辅导案例-COMP3600/6466-Assignment 3

欢迎使用51辅导，51作业君孵化低价透明的学长辅导平台，服务保持优质，平均费用压低50%以上！ 51fudao.top

COMP3600/6466 Algorithms Assignment 3
COMP3600/6466 — Algorithms
Convenor: Hanna Kurniawati ([email protected])
Assignment 3
Due: Tuesday, 22 October 2019 23:59 GMT+10
Notes:
• This assignment consists of two parts. In the second part, you need to write computer programs. You should
write your programs in C/C++/Java. No other programming language is accepted. We will support only C++.
• Please submit both the report and the source codes, following the format below, with [studentID] replaced by
your student ID, e.g., U1234567.
– Please write your report in a single .pdf file, named A3[studentID].pdf .
– Please name the source code that contains your main function for Part B Q1 and Q3 as stated in those
questions. If you use other language than C++, please use the suitable extension.
– Please put all your source codes and test cases (for Part B Q4) in a single directory, named A3[studentID].
– Please zip your report and the directory containing your source codes (please exclude the object files and
executables) into a single file, named A3[studentID].zip .
– Please submit the .zip file via Wattle.
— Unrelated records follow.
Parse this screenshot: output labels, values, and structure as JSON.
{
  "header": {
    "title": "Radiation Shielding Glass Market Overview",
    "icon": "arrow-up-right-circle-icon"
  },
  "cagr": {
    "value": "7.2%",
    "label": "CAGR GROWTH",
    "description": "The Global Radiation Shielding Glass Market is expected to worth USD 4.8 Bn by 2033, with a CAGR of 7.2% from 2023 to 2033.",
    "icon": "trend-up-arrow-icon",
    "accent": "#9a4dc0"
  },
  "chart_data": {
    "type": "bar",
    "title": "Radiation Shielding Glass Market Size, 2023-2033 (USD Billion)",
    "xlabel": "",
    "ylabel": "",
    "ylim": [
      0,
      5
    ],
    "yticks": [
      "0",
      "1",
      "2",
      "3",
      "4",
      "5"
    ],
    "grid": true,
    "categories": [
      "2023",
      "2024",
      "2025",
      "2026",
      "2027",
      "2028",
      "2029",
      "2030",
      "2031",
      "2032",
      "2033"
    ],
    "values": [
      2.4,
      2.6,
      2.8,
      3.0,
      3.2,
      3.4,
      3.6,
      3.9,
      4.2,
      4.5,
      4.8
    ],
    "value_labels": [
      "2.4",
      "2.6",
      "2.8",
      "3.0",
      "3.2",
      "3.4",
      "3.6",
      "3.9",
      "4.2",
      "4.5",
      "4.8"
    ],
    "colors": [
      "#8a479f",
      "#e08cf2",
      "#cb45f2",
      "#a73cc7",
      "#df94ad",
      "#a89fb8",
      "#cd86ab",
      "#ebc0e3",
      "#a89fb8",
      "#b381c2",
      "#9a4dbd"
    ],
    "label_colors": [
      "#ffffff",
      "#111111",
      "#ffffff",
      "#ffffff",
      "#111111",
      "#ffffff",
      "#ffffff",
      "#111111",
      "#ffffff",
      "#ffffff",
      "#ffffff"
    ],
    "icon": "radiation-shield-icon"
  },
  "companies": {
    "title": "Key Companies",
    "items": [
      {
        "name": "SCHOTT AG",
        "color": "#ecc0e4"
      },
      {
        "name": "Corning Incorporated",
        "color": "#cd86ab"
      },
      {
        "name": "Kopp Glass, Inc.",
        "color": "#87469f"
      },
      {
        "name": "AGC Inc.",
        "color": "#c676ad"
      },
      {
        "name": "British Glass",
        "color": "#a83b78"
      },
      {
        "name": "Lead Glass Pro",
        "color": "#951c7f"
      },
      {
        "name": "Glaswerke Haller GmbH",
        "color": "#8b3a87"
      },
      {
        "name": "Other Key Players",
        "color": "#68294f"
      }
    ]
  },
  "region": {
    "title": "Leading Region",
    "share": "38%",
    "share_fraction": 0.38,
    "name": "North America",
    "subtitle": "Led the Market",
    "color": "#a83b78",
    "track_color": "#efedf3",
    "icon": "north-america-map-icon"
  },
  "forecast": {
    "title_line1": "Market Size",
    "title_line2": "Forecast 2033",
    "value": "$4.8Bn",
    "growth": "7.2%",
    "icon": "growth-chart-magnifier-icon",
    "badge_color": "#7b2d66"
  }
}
Please note that the maximum file size you can upload is 200MB.
– Please save your submission as draft, so that you can re-upload it until the last minute. Once the grace
period is over, the last saved draft in wattle will automatically be locked as your submission.
• You can submit a scanned copy of a handwritten report. However, the handwriting must be neat enough for
the teaching staff to read them. If we can’t read them, we will not mark them and therefore, you will get a 0
mark for the report component. Our preference is you type your report. This is a good time to learn how to use
TeX/LaTeX.
• We provide 13 hours grace period. This means, there will be no penalty if you submit before Wednesday, 23
October 2019 13:00 Canberra time. However, we will NOT accept assignment submission beyond this time.
• Assignment marking:
– The total mark you can get in this assignment is 100 points.
– This assignment will contribute 20% to your overall mark.
– This assignment is redeemable. However, we strongly suggest that you do this assignment.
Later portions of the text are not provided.